Respect – Recensione – Il biopic oggi
Nonostante il grande successo – e la qualità relativamente alta – di pellicole come Ray e La vie en rose, per le quali Jamie Foxx e Marion Cotillard vinsero i loro (per ora) unici Oscar per le rispettive interpretazioni di Ray Charles e Edith Piaf, è stato nel 2018, con l’inaspettato successo planetario della pellicola su Freddie Mercury, che il biopic si è affermato come una sicura carta vincente per i grandi studios britannici e statunitensi. Due anni dopo Bohemian Rhapsody, agli Oscar del 2020, il mediocre Judy si aggiudica un premio in una stagione in cui pellicole destinate alla storia del cinema come Midsommar vengono completamente ignorate dall’Academy; l’anno dopo ancora è il turno di The United States vs.

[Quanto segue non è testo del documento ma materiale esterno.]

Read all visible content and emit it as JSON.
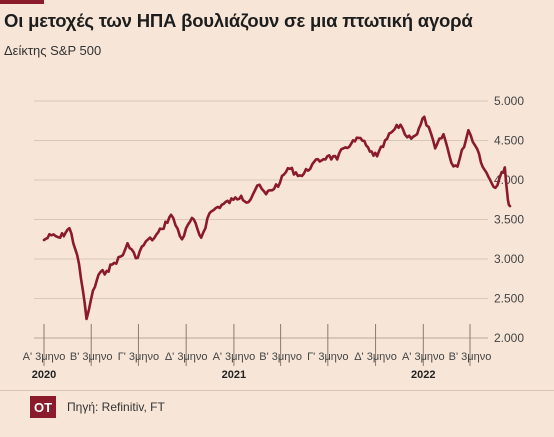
{
  "title": "Οι μετοχές των ΗΠΑ βουλιάζουν σε μια πτωτική αγορά",
  "subtitle": "Δείκτης S&P 500",
  "source": "Πηγή: Refinitiv, FT",
  "logo": "OT",
  "colors": {
    "line": "#8b1a2b",
    "background": "#f7e6d8",
    "grid": "#d9c8ba",
    "text": "#444444"
  },
  "chart_data": {
    "type": "line",
    "title": "Οι μετοχές των ΗΠΑ βουλιάζουν σε μια πτωτική αγορά",
    "ylabel": "Δείκτης S&P 500",
    "ylim": [
      2000,
      5000
    ],
    "yticks": [
      2000,
      2500,
      3000,
      3500,
      4000,
      4500,
      5000
    ],
    "ytick_labels": [
      "2.000",
      "2.500",
      "3.000",
      "3.500",
      "4.000",
      "4.500",
      "5.000"
    ],
    "x_ticks": [
      "2020-01",
      "2020-04",
      "2020-07",
      "2020-10",
      "2021-01",
      "2021-04",
      "2021-07",
      "2021-10",
      "2022-01",
      "2022-04"
    ],
    "x_tick_labels": [
      "Α' 3μηνο",
      "Β' 3μηνο",
      "Γ' 3μηνο",
      "Δ' 3μηνο",
      "Α' 3μηνο",
      "Β' 3μηνο",
      "Γ' 3μηνο",
      "Δ' 3μηνο",
      "Α' 3μηνο",
      "Β' 3μηνο"
    ],
    "year_labels": [
      {
        "x": "2020-01",
        "label": "2020"
      },
      {
        "x": "2021-01",
        "label": "2021"
      },
      {
        "x": "2022-01",
        "label": "2022"
      }
    ],
    "grid": "horizontal",
    "series": [
      {
        "x": [
          "2020-01-01",
          "2020-01-15",
          "2020-02-01",
          "2020-02-19",
          "2020-03-05",
          "2020-03-16",
          "2020-03-23",
          "2020-04-01",
          "2020-04-15",
          "2020-05-01",
          "2020-05-15",
          "2020-06-01",
          "2020-06-10",
          "2020-06-26",
          "2020-07-15",
          "2020-08-01",
          "2020-08-15",
          "2020-09-02",
          "2020-09-23",
          "2020-10-12",
          "2020-10-30",
          "2020-11-15",
          "2020-12-01",
          "2020-12-31",
          "2021-01-15",
          "2021-01-29",
          "2021-02-15",
          "2021-03-04",
          "2021-03-31",
          "2021-04-15",
          "2021-05-12",
          "2021-06-01",
          "2021-06-30",
          "2021-07-19",
          "2021-07-31",
          "2021-08-15",
          "2021-09-02",
          "2021-09-20",
          "2021-10-04",
          "2021-10-31",
          "2021-11-18",
          "2021-12-01",
          "2021-12-20",
          "2022-01-03",
          "2022-01-24",
          "2022-02-09",
          "2022-02-24",
          "2022-03-08",
          "2022-03-29",
          "2022-04-15",
          "2022-04-29",
          "2022-05-10",
          "2022-05-20",
          "2022-06-01",
          "2022-06-07",
          "2022-06-13",
          "2022-06-17"
        ],
        "values": [
          3240,
          3300,
          3270,
          3390,
          3050,
          2600,
          2240,
          2500,
          2800,
          2850,
          2950,
          3050,
          3200,
          3010,
          3220,
          3270,
          3380,
          3560,
          3250,
          3520,
          3270,
          3580,
          3660,
          3750,
          3800,
          3720,
          3930,
          3820,
          3970,
          4150,
          4050,
          4200,
          4300,
          4260,
          4400,
          4460,
          4530,
          4360,
          4300,
          4600,
          4700,
          4540,
          4580,
          4800,
          4400,
          4580,
          4220,
          4170,
          4630,
          4390,
          4130,
          4000,
          3900,
          4100,
          4160,
          3750,
          3670
        ]
      }
    ]
  }
}
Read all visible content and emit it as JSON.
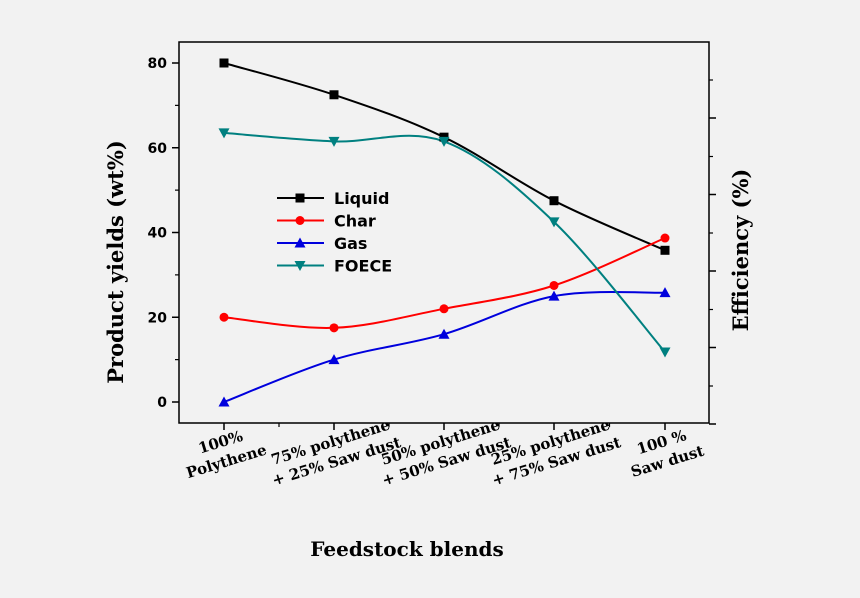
{
  "chart_data": {
    "type": "line",
    "xlabel": "Feedstock blends",
    "ylabel": "Product yields (wt%)",
    "y2label": "Efficiency (%)",
    "ylim": [
      -5,
      85
    ],
    "yticks": [
      0,
      20,
      40,
      60,
      80
    ],
    "grid": false,
    "legend_position": "center-left",
    "categories": [
      [
        "100%",
        "Polythene"
      ],
      [
        "75% polythene",
        "+ 25% Saw dust"
      ],
      [
        "50% polythene",
        "+ 50% Saw dust"
      ],
      [
        "25% polythene",
        "+ 75% Saw dust"
      ],
      [
        "100 %",
        "Saw dust"
      ]
    ],
    "series": [
      {
        "name": "Liquid",
        "color": "#000000",
        "marker": "square",
        "values": [
          80,
          72.5,
          62.5,
          47.5,
          35.8
        ]
      },
      {
        "name": "Char",
        "color": "#ff0000",
        "marker": "circle",
        "values": [
          20,
          17.5,
          22,
          27.5,
          38.7
        ]
      },
      {
        "name": "Gas",
        "color": "#0000dd",
        "marker": "triangle-up",
        "values": [
          0,
          10,
          16,
          25,
          25.8
        ]
      },
      {
        "name": "FOECE",
        "color": "#008080",
        "marker": "triangle-down",
        "values": [
          63.5,
          61.5,
          61.5,
          42.5,
          11.8
        ]
      }
    ]
  }
}
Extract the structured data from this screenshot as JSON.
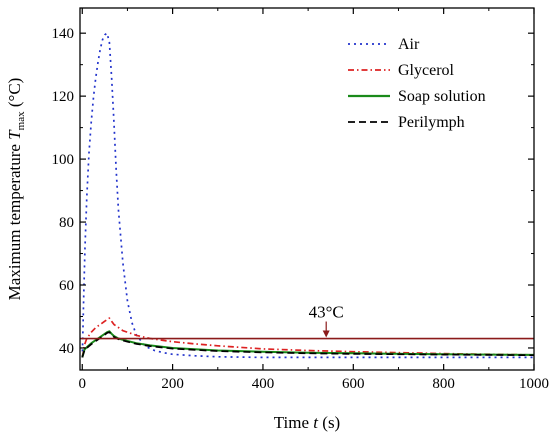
{
  "chart_data": {
    "type": "line",
    "xlabel": "Time t (s)",
    "xlabel_parts": {
      "prefix": "Time ",
      "var": "t",
      "suffix": " (s)"
    },
    "ylabel": "Maximum temperature T_max (°C)",
    "ylabel_parts": {
      "prefix": "Maximum temperature ",
      "var": "T",
      "sub": "max",
      "suffix": " (°C)"
    },
    "xlim": [
      -5,
      1000
    ],
    "ylim": [
      33,
      148
    ],
    "xticks": [
      0,
      200,
      400,
      600,
      800,
      1000
    ],
    "xtick_labels": [
      "0",
      "200",
      "400",
      "600",
      "800",
      "1000"
    ],
    "yticks": [
      40,
      60,
      80,
      100,
      120,
      140
    ],
    "ytick_labels": [
      "40",
      "60",
      "80",
      "100",
      "120",
      "140"
    ],
    "grid": false,
    "legend_position": "top-right",
    "threshold": {
      "value": 43,
      "label": "43°C",
      "label_x": 540,
      "color": "#8b1a1a"
    },
    "series": [
      {
        "name": "Air",
        "color": "#2233cc",
        "dash": "2,4",
        "x": [
          0,
          3,
          6,
          10,
          15,
          20,
          25,
          30,
          35,
          40,
          45,
          50,
          55,
          60,
          65,
          70,
          75,
          80,
          90,
          100,
          110,
          120,
          140,
          160,
          180,
          200,
          250,
          300,
          400,
          500,
          600,
          800,
          1000
        ],
        "y": [
          37,
          55,
          72,
          88,
          102,
          112,
          120,
          126,
          131,
          135,
          138,
          139.5,
          140,
          137,
          126,
          112,
          97,
          84,
          67,
          55,
          48,
          44,
          40.5,
          39.2,
          38.5,
          38,
          37.5,
          37.2,
          37,
          37,
          37,
          37,
          37
        ]
      },
      {
        "name": "Glycerol",
        "color": "#dd2222",
        "dash": "6,3,1.5,3",
        "x": [
          0,
          5,
          10,
          20,
          30,
          40,
          50,
          60,
          65,
          70,
          80,
          90,
          100,
          120,
          150,
          200,
          250,
          300,
          400,
          500,
          600,
          800,
          1000
        ],
        "y": [
          37,
          41,
          43,
          45,
          46.5,
          47.5,
          48.5,
          49.5,
          48.5,
          47.5,
          46.5,
          45.5,
          45,
          44,
          43,
          42,
          41.3,
          40.7,
          39.7,
          39.2,
          38.8,
          38.2,
          37.8
        ]
      },
      {
        "name": "Soap solution",
        "color": "#1a8a1a",
        "dash": "",
        "x": [
          0,
          5,
          10,
          20,
          30,
          40,
          50,
          55,
          60,
          65,
          70,
          80,
          100,
          120,
          150,
          200,
          300,
          400,
          500,
          600,
          800,
          1000
        ],
        "y": [
          37,
          39.5,
          40.2,
          41.5,
          42.5,
          43.5,
          44.5,
          45,
          45.3,
          44.5,
          43.8,
          43,
          42.2,
          41.5,
          40.8,
          40,
          39.2,
          38.8,
          38.5,
          38.3,
          38,
          37.8
        ]
      },
      {
        "name": "Perilymph",
        "color": "#000000",
        "dash": "7,4",
        "x": [
          0,
          5,
          10,
          20,
          30,
          40,
          50,
          55,
          60,
          65,
          70,
          80,
          100,
          120,
          150,
          200,
          300,
          400,
          500,
          600,
          800,
          1000
        ],
        "y": [
          37,
          39.3,
          40,
          41.2,
          42.2,
          43.2,
          44.2,
          44.8,
          45,
          44.2,
          43.5,
          42.8,
          42,
          41.3,
          40.6,
          39.8,
          39,
          38.6,
          38.3,
          38.1,
          37.9,
          37.7
        ]
      }
    ]
  }
}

Billie Holiday, film meno che mediocre sorretto tuttavia dalla notevole interpretazione di Andra Day. Il 30 settembre del 2021, a essere gettata in pasto al pubblico generalista tramite una serie di stereotipi del genere ormai codificati, sarà Aretha Franklin.
Respect – Recensione – Regia e recitazione
Respect è un film registicamente accademico, già visto ma sicuramente più corretto del suo più diretto precedente, ovvero il visivamente sconcertante The United States vs. Billie Holiday, da cui però riprende senza la stessa incisività la tematica del razzismo e soprattutto l’unica novità introdotta in un genere già crepuscolare, ovvero il casting per il ruolo di attrice protagonista di un’autentica cantante, a cui è affidato il difficile compito di prestare non solo il volto ma anche la voce all’iconica figura interpretata. Dove però trionfa Andra Day, che riesce non solo a trasformare la propria voce ma anche a interpretare in modo credibilissimo un personaggio complesso come quello di Billie Holiday, fallisce Jennifer Hudson.
Il declino di un genere
L’attrice, dopo l’esperienza di Cats, mostra un particolare coraggio nell’accostarsi a un mostro sacro della musica contemporanea come Aretha Franklin, della quale non arriva mai a possedere il carattere e purtroppo, nonostante le capacità sonore indubbiamente notevoli, neanche la voce. Il film, dall’eccessiva durata di quasi due ore e mezza, non ha né particolari pregi tecnici né tantomeno pathos, e mette una certa amarezza vedere sullo schermo, nei panni del padre di Aretha, Forest Whitaker: l’attore, nel 1988, aveva infatti interpretato Charlie Parker nel Bird di Clint Eastwood, biopic “ante litteram” che, alla luce della sempre più palese banalizzazione del genere, sembra quasi un capolavoro.